Some time in July I got a phone call from my mother saying that my cousin had been shot by police during an attempted armed robbery and also that he had flatlined twice during his stay in the hospital. The news spread like wildfire since it was publicized on local TV stations across the state. It had come to me a bit too soon, considering that only two weeks previous  a very teary-eyed Courtney sat across from Tosin at lunch and had an eerie conversation on the subject. I relayed to him my feelings, I had a strong sense that 'something bad was going to happen to Chris if I didn't stop it' and whaddayaknow - it happened.




This time, just like last, I tried to fight back the tears of helplessness because I knew then, like now, that the universe's way of handling things is separate from my own.




My grandmother has a suspicious growth on her liver and that - coupled with bloody urine and fatigue - could mean something I don't want to accept: I'll have to move my home to Marietta and be content with never going to Albany again.




I'm saddened by the news, to say the least, and I'm fighting off negative thoughts as best I can.




Wasn't I just telling my therapist that my restless mind was ruining my mood and my life for that matter? Wasn't I scratched and scraped a little by having to admit to myself that my father is likely in jail again? It feels like every time I try to let my real, sensitive self show something comes out of left field and throws that whole 'be who you are' bull out the window. Damn.

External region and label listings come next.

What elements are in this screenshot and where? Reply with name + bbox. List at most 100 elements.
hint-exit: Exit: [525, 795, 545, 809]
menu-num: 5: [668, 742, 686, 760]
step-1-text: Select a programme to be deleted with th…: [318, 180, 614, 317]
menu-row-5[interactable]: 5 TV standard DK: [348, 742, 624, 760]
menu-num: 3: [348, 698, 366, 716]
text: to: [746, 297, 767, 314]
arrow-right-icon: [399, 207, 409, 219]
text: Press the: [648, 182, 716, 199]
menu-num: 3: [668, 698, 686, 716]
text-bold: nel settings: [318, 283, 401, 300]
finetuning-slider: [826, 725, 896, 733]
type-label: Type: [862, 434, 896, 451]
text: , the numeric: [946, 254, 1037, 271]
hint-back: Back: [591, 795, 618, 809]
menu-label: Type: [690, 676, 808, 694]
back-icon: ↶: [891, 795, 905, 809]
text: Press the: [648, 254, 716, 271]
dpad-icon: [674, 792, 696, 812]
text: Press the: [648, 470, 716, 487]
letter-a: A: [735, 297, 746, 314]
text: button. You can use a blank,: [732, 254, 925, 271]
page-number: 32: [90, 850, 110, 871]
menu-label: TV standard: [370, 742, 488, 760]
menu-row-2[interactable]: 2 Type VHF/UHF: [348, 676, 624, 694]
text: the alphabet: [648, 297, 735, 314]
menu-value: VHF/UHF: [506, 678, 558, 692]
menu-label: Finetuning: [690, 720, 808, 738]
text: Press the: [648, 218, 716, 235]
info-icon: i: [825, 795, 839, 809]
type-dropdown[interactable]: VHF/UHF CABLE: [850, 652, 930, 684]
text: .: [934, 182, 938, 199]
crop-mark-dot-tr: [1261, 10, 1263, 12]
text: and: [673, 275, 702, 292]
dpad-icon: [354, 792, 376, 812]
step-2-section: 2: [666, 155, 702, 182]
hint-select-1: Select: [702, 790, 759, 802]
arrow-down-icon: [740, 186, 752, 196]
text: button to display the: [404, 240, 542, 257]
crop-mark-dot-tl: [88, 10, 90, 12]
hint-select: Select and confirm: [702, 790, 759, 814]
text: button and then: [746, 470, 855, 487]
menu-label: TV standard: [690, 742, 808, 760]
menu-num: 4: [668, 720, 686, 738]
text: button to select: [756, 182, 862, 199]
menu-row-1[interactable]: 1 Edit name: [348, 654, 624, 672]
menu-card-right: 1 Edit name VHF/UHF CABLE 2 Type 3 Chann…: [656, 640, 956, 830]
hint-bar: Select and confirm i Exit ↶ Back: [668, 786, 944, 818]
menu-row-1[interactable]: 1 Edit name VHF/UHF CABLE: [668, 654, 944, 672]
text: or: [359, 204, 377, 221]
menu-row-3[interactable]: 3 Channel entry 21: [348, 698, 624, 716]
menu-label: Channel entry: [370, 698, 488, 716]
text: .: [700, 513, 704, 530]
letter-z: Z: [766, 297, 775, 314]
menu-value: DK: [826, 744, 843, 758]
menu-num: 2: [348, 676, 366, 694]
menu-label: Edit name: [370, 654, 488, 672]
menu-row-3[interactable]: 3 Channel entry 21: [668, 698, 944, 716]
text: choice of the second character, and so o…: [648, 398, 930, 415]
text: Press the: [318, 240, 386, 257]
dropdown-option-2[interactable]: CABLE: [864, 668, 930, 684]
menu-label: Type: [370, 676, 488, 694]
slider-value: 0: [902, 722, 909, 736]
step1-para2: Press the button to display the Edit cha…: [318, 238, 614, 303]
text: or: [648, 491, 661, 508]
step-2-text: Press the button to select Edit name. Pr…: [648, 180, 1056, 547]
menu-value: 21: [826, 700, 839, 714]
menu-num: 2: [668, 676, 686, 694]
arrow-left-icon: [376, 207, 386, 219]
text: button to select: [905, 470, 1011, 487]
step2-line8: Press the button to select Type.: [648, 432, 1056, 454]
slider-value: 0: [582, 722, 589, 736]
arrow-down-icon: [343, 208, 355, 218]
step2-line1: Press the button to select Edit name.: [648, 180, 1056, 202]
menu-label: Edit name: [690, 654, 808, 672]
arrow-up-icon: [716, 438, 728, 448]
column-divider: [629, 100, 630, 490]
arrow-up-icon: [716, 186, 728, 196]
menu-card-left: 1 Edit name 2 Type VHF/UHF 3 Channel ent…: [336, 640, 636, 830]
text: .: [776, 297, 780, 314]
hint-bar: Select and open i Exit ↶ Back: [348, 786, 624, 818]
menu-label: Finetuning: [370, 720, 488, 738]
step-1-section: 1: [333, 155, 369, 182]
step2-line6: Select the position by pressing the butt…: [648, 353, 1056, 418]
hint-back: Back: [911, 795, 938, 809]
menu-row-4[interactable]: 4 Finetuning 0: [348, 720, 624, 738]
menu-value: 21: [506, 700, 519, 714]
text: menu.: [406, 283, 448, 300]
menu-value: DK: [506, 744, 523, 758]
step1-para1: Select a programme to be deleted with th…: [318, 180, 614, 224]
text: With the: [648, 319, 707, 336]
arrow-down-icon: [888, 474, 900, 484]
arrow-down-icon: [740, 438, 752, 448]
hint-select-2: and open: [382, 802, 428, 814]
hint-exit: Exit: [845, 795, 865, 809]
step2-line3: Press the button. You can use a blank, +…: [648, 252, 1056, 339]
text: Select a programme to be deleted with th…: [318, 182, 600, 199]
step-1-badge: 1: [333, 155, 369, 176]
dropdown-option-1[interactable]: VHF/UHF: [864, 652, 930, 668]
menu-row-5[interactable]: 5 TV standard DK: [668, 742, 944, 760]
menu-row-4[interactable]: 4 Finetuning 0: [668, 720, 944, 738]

I  can't be selfish and focus on self when my grandma is dealing with this blow. She seemed so happy and grateful when I took her shopping Black Friday (although I was smitten with just the thought of having her company for a few hours).  The 41 degree weather doesn't help with depression in the slightest. Neither do finals nor graduation.




I  admitted to myself earlier that I have a problem with closure.




But right now, I'll digress. It's true that seasons change and time waits for no man but could you wait a little longer for my grandma, sir? I want my son to know the wonders about where I was born, to see the stars and smell the sweetness of fresh soil after it's rained. I want him to know that we come from good, country, Southern folk, and that he gets the red in his skin from the Georgia clay. I want him to know that no matter how far you go and the sights you see, there's NO PLACE in the world like home. That the closest thing you've got to God is your Grandma.